Yala National Park
Yala National Park is the most famous and well known on the island. Yala is leopard country, the animals roam freely in the bush along with elephants, peacocks and hundreds of birds and animals. There are five sectors and two are open to the public. Yala was named a National Park in 1938 and a wildlife sanctuary in 1900. Yala National Park is located southeast of Colombo and extends from the coast to the jungle.
Kaudulla National Park
One of the most important areas in Sri Lanka for birdlife, this national park is obviously very popular with birdwatchers who flock to its boundaries to gaze in awe at the multi-coloured show before their eyes. Although visitors primarily head to the park to marvel at the birds that swirl above their heads in the bright blue sky, Kaudulla is also home to a number of large mammals.
Lucky tourists may spot, elephants, sloth bears, Sri Lankan leopards, deer and wild boar roaming around the forests as adorable lorises swing from the branches on either side. The abundance in fauna and flora which attracts the birds to the area is due to King Mahasen who set aside the park’s area as a water source for his people all the way back in the 3rd Century AD! When the irrigation tanks were finally abandoned sixty years ago, wildlife quickly sprung up around the water source and the area was thankfully turned into a national park in 2002. As you can see, history abounds everywhere in this beautiful country.
Wilpattu National Park
Meaning ‘Land of Lakes’, Wilpattu National Park certainly lives up to its name as nearly sixty of them are found within its boundaries. Due to these life-giving water sources, fauna and flora flourish in the wet environment and consequently a diverse array of animals also call the area their home.
Elephants, leopards, water buffalo and the delightfully quaint sloth bear all meander their ways through the dense forest and scrubland. Untouched and wild, the pristine environment is beautifully untamed and as such is lovely to gaze upon. With the sun setting over the shades of greens, yellows and browns that characterize Wilpattu National Park, visitors will undoubtedly want to return time and time again to this charmingly peaceful park.
Horton Plains National Park
Up in the hills themselves, the best-known reserve is Horton Plains National Park. Quite unlike any other national park in the country, there is relatively little wildlife here, though the park is one of the top spots on the island for spotting montane bird species. The main draw here is the incredible scenery.

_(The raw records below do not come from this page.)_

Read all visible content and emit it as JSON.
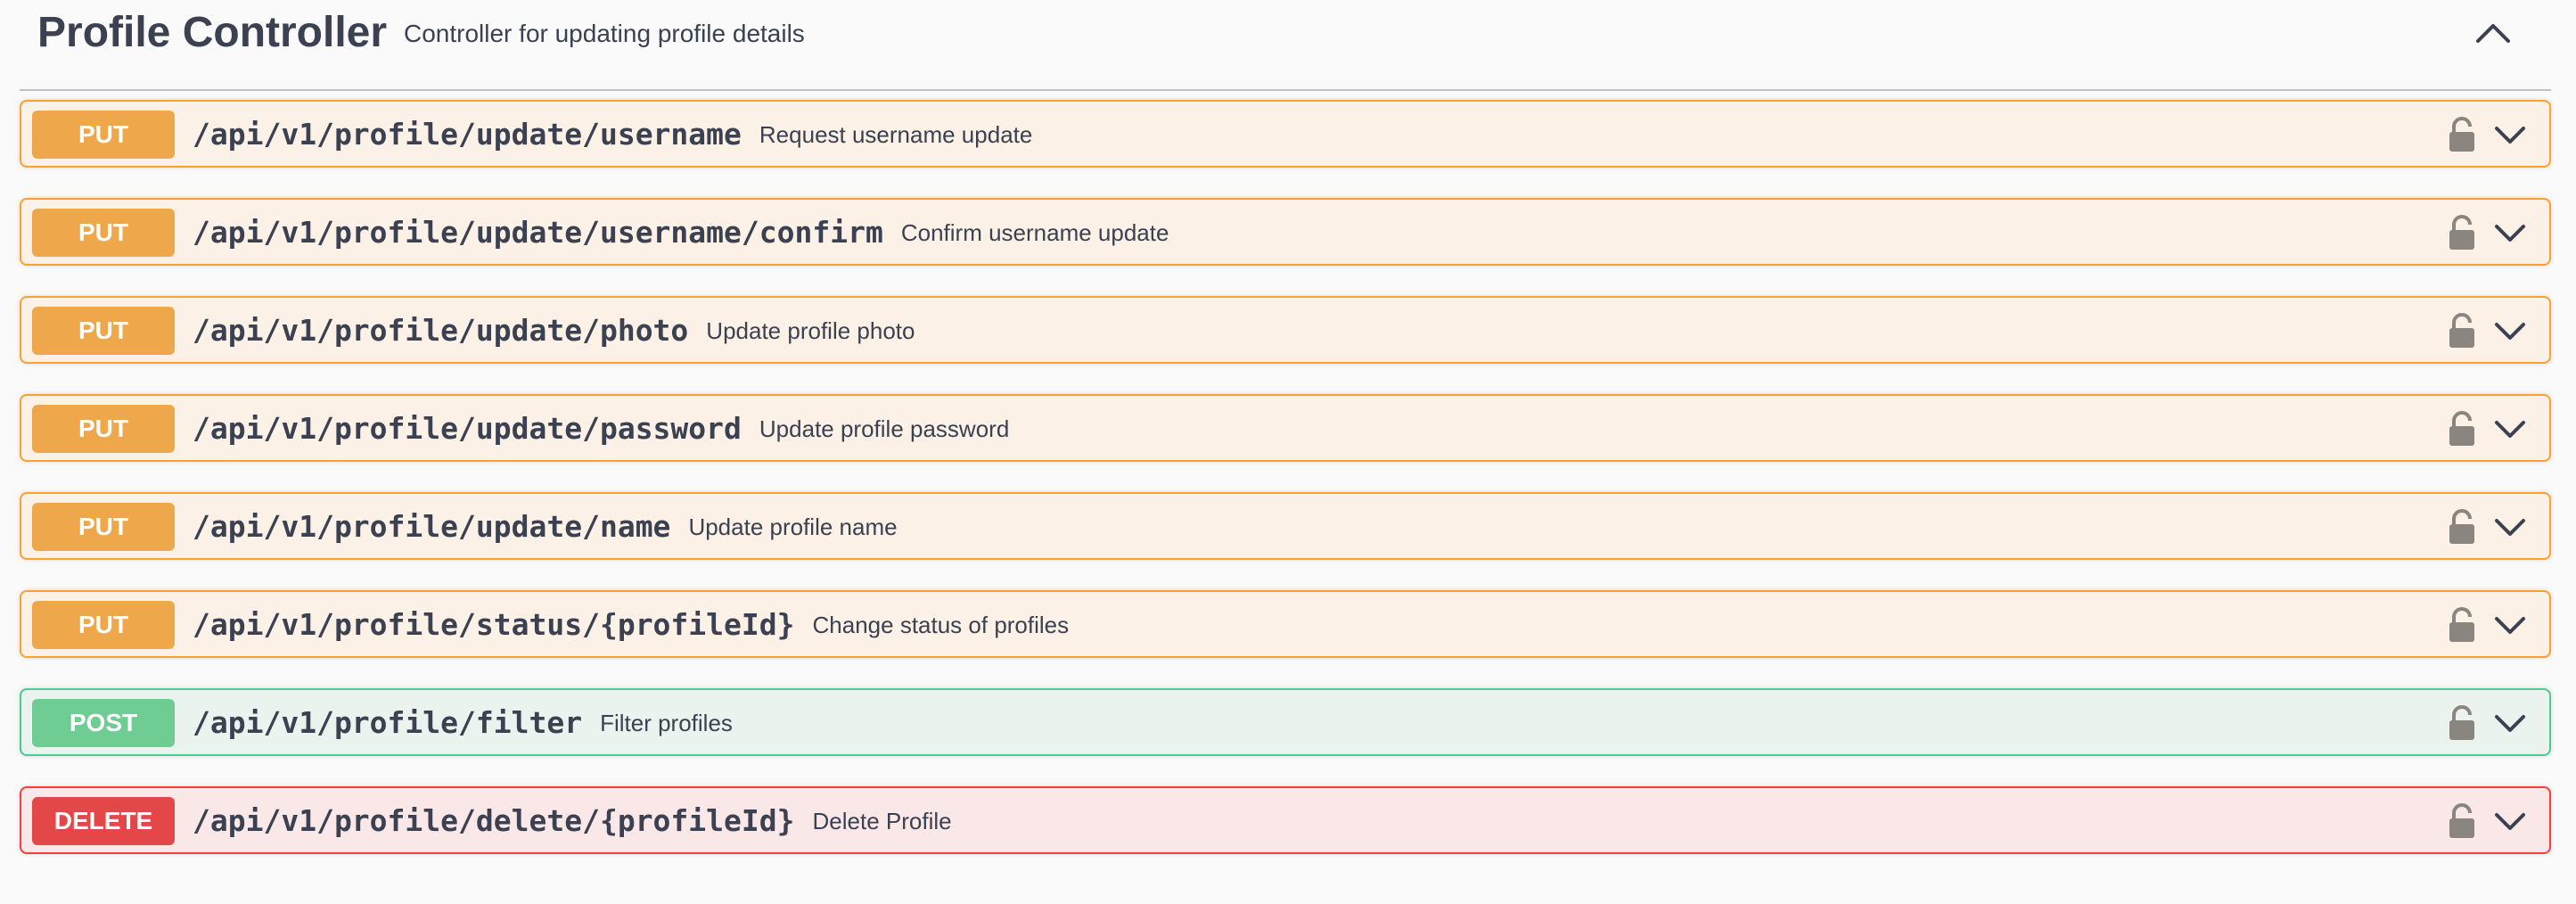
{
  "section": {
    "title": "Profile Controller",
    "description": "Controller for updating profile details",
    "toggle_icon": "chevron-up-icon"
  },
  "operations": [
    {
      "method": "PUT",
      "path": "/api/v1/profile/update/username",
      "summary": "Request username update"
    },
    {
      "method": "PUT",
      "path": "/api/v1/profile/update/username/confirm",
      "summary": "Confirm username update"
    },
    {
      "method": "PUT",
      "path": "/api/v1/profile/update/photo",
      "summary": "Update profile photo"
    },
    {
      "method": "PUT",
      "path": "/api/v1/profile/update/password",
      "summary": "Update profile password"
    },
    {
      "method": "PUT",
      "path": "/api/v1/profile/update/name",
      "summary": "Update profile name"
    },
    {
      "method": "PUT",
      "path": "/api/v1/profile/status/{profileId}",
      "summary": "Change status of profiles"
    },
    {
      "method": "POST",
      "path": "/api/v1/profile/filter",
      "summary": "Filter profiles"
    },
    {
      "method": "DELETE",
      "path": "/api/v1/profile/delete/{profileId}",
      "summary": "Delete Profile"
    }
  ],
  "icons": {
    "lock": "lock-icon",
    "expand": "chevron-down-icon"
  },
  "colors": {
    "put": "#fca130",
    "post": "#49cc90",
    "delete": "#f93e3e",
    "text": "#3b4151",
    "icon_gray": "#8a857f"
  }
}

Wild, misty moorlands, studded with beautiful stands of cloud forest, roll down to the breathtaking precipice of World’s End, where the cliffs marking the southern edge of the hill country fall sheer for the best part of a kilometre (0.5 miles) to the plains below.
Udawalawe National Park
Although there are a few mountainous areas that form a beautiful backdrop to the stunning scenery on show, it is mainly plains and marshes that dominate Udawalawe National Park. While the wild look of the park is certainly attractive, tourists mainly flock to its confines to see the Sri Lankan elephants that roam the flatlands. With birds circling overhead, the gigantic elephants kicking up a reddish-brown dust and the mountains in the distance framing the landscape; Udawalawe is certainly beautiful to behold.
Gal Oya National Park
The nearby Senanayake Samudraya reservoir is actually responsible for the establishment of this wet and wild park because Gal Oya National Park acts as a catchment area for the excess water that the reservoir does not store. Consequently the national park has a number of wetlands and lush forests that happily soak up the water, turning the life-giving source into verdant leaves and dense fauna.
Visitors to the park may catch a glimpse of some of the amazing animals that call the park their home with elephants, buffaloes and leopards all residing within its confines. Right next to the park is the sacred shrine of Dighavapi that attracts thousands of pilgrims each and every year.